Incremental costs were developed for all equipment shaded in blue in Figures 1 and 2 and other required system components. This included a separate fluid cooler, a heat exchanger with glycol in cold climates, pumps, electric starters and connections, controls, piping, fittings, and valves. Components were sized to meet the fan coil unit cooling load at 50[degrees]F DB and 45[degrees]F WB (10[degrees]C DB and 7[degrees]C WB) outside air conditions, to comply with the standard 90.1 water economizer requirement. Engineering cost estimates for the water economizer systems are shown in Table 2. Costs ranged from $34,000 to $44,000 in hot and moderate climates with water economizer capacities from 19 to 30 tons (67 to 105 kW).

In cold climates (CZ 5 through 8), due to the higher cost and greater temperature approach introduced by the extra heat exchanger and other freeze protection components, the system was not cost effective when sized to meet the load in the Large Hotel prototype. Larger systems achieve an economy of scale, as the incremental cost of adding heat rejection capacity is less than the cost per ton for a smaller system. A sensitivity analysis was performed for the cold climates to determine how large a cooling load was needed for cost effectiveness. Based on the analysis, a size approximately double the warm climate system size was found appropriate. For cold climates, costs ranged from $78,000 to $102,000 and the added fluid coolers had a nominal capacity in the 55 to 78 ton (193 to 275 kW) range. While discrete thresholds could be established for each climate zone, the approach was to simplify the proposal by grouping climate zones based on the need for freeze protection.
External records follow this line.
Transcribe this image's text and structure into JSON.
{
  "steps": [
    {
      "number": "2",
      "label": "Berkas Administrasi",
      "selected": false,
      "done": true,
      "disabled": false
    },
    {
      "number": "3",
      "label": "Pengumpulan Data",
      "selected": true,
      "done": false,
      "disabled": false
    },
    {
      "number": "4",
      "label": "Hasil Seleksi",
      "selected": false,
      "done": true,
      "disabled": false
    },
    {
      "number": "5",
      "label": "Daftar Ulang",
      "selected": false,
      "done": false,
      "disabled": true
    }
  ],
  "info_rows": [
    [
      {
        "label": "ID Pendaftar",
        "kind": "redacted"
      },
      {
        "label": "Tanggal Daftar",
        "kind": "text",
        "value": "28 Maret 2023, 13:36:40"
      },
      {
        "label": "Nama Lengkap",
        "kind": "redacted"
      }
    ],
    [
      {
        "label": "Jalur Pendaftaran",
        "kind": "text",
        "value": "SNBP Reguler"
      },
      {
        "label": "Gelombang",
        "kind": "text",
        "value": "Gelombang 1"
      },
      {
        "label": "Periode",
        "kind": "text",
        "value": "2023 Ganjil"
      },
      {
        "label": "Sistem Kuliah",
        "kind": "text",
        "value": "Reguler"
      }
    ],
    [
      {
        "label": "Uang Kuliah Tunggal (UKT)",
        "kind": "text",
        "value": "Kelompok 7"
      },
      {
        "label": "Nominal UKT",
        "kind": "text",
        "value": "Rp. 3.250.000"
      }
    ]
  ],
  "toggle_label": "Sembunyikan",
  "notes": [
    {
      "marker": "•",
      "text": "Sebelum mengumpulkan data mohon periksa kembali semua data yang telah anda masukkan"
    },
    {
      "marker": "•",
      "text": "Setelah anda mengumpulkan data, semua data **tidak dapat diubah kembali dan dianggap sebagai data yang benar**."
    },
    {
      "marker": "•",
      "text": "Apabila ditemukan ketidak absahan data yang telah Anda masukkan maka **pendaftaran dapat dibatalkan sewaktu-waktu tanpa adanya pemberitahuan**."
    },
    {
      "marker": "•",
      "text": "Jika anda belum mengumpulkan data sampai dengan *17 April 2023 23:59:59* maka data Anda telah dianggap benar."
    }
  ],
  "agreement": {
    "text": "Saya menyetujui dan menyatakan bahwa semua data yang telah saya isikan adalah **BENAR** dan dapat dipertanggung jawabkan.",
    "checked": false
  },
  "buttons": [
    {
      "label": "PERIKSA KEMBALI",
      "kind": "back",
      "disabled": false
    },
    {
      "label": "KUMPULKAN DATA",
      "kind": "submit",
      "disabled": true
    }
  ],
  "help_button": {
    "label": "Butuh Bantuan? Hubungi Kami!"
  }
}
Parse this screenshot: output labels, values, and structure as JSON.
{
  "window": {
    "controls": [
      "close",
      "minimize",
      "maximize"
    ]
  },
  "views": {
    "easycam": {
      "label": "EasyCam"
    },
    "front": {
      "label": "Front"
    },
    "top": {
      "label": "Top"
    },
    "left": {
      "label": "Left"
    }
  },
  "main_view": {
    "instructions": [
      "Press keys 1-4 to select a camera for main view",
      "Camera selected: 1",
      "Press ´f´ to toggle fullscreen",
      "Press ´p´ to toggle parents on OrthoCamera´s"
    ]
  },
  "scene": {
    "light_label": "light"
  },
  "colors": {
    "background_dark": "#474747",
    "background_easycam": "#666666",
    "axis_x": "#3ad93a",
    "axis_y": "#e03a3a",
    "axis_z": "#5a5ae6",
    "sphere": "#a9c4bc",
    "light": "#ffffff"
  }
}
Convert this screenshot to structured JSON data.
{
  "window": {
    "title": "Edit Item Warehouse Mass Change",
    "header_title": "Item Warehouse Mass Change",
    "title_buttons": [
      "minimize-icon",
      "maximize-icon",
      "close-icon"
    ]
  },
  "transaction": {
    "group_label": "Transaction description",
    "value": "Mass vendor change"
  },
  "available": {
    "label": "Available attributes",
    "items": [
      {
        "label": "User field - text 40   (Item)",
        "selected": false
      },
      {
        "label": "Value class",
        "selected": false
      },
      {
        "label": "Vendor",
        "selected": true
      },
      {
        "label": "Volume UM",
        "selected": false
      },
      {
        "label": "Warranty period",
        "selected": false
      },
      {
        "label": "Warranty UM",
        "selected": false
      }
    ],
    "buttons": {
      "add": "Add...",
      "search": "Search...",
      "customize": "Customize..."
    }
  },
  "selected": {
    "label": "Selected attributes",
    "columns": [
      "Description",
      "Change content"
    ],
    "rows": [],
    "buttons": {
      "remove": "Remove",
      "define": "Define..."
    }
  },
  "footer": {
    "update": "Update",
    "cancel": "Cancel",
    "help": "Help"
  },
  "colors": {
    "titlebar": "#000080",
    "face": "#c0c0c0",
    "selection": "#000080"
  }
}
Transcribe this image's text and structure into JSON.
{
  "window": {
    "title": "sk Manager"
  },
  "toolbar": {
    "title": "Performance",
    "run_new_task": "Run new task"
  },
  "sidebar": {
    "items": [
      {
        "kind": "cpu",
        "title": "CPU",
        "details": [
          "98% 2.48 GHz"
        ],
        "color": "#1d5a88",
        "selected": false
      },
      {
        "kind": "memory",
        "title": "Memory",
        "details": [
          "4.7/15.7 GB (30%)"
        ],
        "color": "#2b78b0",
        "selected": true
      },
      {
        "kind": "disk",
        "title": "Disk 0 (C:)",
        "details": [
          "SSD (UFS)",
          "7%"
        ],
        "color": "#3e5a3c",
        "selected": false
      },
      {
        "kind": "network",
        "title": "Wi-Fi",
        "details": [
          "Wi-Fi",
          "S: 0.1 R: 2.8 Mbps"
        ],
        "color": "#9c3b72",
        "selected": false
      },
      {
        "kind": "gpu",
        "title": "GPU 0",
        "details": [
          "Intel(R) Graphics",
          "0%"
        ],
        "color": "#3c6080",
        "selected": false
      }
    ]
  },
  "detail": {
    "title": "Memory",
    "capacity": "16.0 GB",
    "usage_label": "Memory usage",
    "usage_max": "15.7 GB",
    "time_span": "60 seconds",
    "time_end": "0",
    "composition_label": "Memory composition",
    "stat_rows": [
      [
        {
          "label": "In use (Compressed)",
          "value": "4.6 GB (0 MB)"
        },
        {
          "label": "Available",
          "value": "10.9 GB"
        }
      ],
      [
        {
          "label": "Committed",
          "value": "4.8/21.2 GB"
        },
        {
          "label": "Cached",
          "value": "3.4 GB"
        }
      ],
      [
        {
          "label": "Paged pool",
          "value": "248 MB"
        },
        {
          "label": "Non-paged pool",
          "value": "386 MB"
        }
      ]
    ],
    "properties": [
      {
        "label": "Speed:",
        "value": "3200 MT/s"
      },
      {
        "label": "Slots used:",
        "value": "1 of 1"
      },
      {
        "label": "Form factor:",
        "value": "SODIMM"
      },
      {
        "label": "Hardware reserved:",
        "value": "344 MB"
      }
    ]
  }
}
A maintenance cost allowance was included to cover the expected cost of water, chemical treatment, and added tower and pump maintenance. While a detailed maintenance analysis was not conducted for each climate zone, case studies show cooling tower annual maintenance at $12 to $25 per ton (ASHRAE 2011). To be conservative, the higher number of $25 per ton was used, adjusted for the size of the added tower in each analyzed climate zone.

Life-Cycle Cost

Two different cost effectiveness methods were applied:

* The ASHRAE 90.1 committee scalar method uses economic factors to arrive at a discounted threshold or target simple payback period (SPP) based on the expected life of each energy conservation measure. If the calculated simple payback is less than this target, it is deemed to be cost effective. This method accounts for tax impacts and uses a nominal discount rate appropriate for private commercial property owners.

* The DOE/FEMP method uses an institutionally oriented discount rate, fuel escalation costs, and the expected life to determine the present value of savings for a particular measure. When divided by the cost, the result is a benefit to cost ratio (BCR). When that BCR is greater than one, a measure is considered cost effective. This method does not include tax considerations or the opportunity value of invested capital.

Economic factors for the scalar method are those arrived at by the ASHRAE 90.1 committee for analysis of Standard 90.1-2013 measures. National average electric and gas rates are from EIA for 2011. The DOE/FEMP discount rate and electric and gas Uniform Present Worth Factors (UPWF) are from the NIST Life Cycle Cost 2011 supplement (Rushing et al. 2011). The factors shown in Table 1 are used.

The cost effectiveness results are shown in Table 2 along with the proposed requirement thresholds. The ASHRAE simple payback period (SPP) is compared to a discounted payback limit or scalar of 13.077 years. The simple payback period (SPP) is the cost of the project divided by the annual cost savings in dollars (annual energy savings minus maintenance cost). The discounted payback limit (also known as the scalar) is calculated using a method and agreed to parameters developed by the ASHRAE 90.1 standard committee (McBride 1995). The discounted payback limit accounts for discounting, tax impacts, and fuel escalation and a measure is cost effective when the SPP is less than the discounted payback limit. Cost effectiveness under the FEMP criteria is shown when the BCR is greater than 1.0. The fluid cooler size to meet the water economizer requirement is shown, as is the design cooling capacity for the systems that do not have air economizers (Non-Air Design Cooling Tons/kW).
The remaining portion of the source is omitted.